Хлопнув дверью перед носом у изумленного Уильяма, Элизабет бросилась по коридору в свою спальню, едва не ударившись пальцем ноги о дверной косяк на повороте. Она быстро окинула взглядом комнату, отказавшись от идеи снова напяливать на себя одежду, в которой была сегодня вечером и которая теперь валялась скомканной кучей на стуле подле кровати. Наконец она заметила лиловый бархатный банный халат, который выглядывал из шкафа, и быстро запахнулась в него. Запустив пальцы в волосы и пытаясь хоть как-то пригладить их на ходу, Элизабет понеслась обратно в коридор и открыла дверь.

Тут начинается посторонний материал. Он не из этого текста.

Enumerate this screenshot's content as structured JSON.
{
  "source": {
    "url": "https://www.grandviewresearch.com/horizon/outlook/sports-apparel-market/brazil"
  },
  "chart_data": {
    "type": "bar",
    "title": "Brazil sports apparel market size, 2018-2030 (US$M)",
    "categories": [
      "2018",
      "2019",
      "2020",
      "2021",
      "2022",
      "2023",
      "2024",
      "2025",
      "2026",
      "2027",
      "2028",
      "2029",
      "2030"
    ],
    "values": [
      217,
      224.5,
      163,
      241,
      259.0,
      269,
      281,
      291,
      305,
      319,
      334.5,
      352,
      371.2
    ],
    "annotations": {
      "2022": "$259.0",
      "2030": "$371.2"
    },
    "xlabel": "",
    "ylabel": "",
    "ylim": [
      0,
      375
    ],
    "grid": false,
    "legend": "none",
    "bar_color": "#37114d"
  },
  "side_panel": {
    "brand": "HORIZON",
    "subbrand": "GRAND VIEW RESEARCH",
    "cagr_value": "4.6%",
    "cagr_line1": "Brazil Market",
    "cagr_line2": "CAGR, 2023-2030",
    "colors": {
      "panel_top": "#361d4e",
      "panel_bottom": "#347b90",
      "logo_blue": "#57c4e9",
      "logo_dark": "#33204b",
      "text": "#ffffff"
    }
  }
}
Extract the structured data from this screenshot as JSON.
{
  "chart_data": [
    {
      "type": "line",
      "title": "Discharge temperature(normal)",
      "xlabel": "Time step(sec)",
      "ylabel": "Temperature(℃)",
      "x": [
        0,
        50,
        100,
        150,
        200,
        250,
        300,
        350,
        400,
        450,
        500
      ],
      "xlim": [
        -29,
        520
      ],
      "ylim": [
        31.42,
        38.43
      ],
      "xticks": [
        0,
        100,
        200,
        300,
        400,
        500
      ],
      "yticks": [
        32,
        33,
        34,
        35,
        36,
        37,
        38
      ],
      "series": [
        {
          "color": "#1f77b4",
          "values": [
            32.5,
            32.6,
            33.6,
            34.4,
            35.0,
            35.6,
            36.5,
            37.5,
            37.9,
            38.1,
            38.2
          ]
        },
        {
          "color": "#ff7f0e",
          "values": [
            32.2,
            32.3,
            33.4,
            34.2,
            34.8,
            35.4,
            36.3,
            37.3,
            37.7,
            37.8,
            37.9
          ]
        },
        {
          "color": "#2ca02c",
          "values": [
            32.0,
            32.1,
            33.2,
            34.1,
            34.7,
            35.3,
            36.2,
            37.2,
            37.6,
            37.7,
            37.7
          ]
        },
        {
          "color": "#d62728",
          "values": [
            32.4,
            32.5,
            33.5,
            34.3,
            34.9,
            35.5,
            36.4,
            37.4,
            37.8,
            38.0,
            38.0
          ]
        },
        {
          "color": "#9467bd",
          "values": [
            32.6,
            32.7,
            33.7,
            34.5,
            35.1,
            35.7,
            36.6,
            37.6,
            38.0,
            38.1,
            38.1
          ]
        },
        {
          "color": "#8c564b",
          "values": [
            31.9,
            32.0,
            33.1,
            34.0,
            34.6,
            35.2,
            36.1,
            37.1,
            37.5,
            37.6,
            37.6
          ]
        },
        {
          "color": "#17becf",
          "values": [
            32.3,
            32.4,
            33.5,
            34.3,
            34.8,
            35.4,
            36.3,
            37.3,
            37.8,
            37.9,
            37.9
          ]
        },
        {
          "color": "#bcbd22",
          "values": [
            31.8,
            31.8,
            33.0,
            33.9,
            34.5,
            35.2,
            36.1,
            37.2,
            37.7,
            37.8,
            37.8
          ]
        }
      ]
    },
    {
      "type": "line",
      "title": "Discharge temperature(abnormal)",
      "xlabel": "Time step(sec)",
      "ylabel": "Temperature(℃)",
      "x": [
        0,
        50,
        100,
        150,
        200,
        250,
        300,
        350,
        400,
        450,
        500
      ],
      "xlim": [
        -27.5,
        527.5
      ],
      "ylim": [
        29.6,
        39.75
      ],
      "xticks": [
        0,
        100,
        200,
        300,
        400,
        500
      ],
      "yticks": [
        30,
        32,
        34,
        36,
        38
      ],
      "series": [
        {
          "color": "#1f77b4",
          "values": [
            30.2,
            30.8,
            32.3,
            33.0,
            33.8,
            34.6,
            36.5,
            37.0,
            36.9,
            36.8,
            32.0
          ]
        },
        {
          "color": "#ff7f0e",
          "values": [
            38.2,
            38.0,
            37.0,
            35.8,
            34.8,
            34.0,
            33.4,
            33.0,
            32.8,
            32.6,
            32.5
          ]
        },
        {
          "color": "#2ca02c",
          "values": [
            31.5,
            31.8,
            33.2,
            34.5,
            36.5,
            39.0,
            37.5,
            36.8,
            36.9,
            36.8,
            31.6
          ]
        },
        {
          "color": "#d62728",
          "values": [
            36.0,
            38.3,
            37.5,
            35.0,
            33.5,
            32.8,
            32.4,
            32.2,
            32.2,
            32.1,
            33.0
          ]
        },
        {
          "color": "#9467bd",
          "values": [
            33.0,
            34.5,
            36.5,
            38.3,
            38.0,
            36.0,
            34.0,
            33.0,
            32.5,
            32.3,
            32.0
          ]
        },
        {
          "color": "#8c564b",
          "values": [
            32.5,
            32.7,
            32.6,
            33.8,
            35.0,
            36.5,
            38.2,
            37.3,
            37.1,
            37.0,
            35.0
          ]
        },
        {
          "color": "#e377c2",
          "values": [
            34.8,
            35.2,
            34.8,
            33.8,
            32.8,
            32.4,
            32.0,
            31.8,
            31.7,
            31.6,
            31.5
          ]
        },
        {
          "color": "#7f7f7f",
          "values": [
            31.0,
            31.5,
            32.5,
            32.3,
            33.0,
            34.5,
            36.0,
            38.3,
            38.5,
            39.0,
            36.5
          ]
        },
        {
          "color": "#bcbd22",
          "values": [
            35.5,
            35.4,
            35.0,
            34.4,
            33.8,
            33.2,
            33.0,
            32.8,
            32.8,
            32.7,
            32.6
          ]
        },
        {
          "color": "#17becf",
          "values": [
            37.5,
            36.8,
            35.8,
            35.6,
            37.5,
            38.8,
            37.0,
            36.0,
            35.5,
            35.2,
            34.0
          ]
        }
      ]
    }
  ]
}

Никогда еще она не видела обычно аккуратного, безупречно элегантного Уильяма в таком растрепанном виде, начиная с  измятых брюк и заканчивая всклокоченными волосами и щетиной, тёмным налетом покрывшей его подбородок и шею. Взгляд усталых, замутнённых глаз был озабоченным и тревожным. 

— Можно войти?

— Конечно. — Она отступила в сторону, пропуская его в квартиру, все еще пораженная его неожиданным появлением в такой час — хотя понятия не имела, сколько сейчас может быть времени.

— Я так понимаю, кто-то внизу впустил тебя в здание? 

— Да. Мне пришлось довольно долго ждать, пока кто-нибудь не войдет или не выйдет.

— А почему ты просто не позвонил мне в домофон? 

— Боялся, что ты велишь мне уйти. Но я подумал, что если ты меня увидишь, то, может, сжалишься над моим несчастным состоянием.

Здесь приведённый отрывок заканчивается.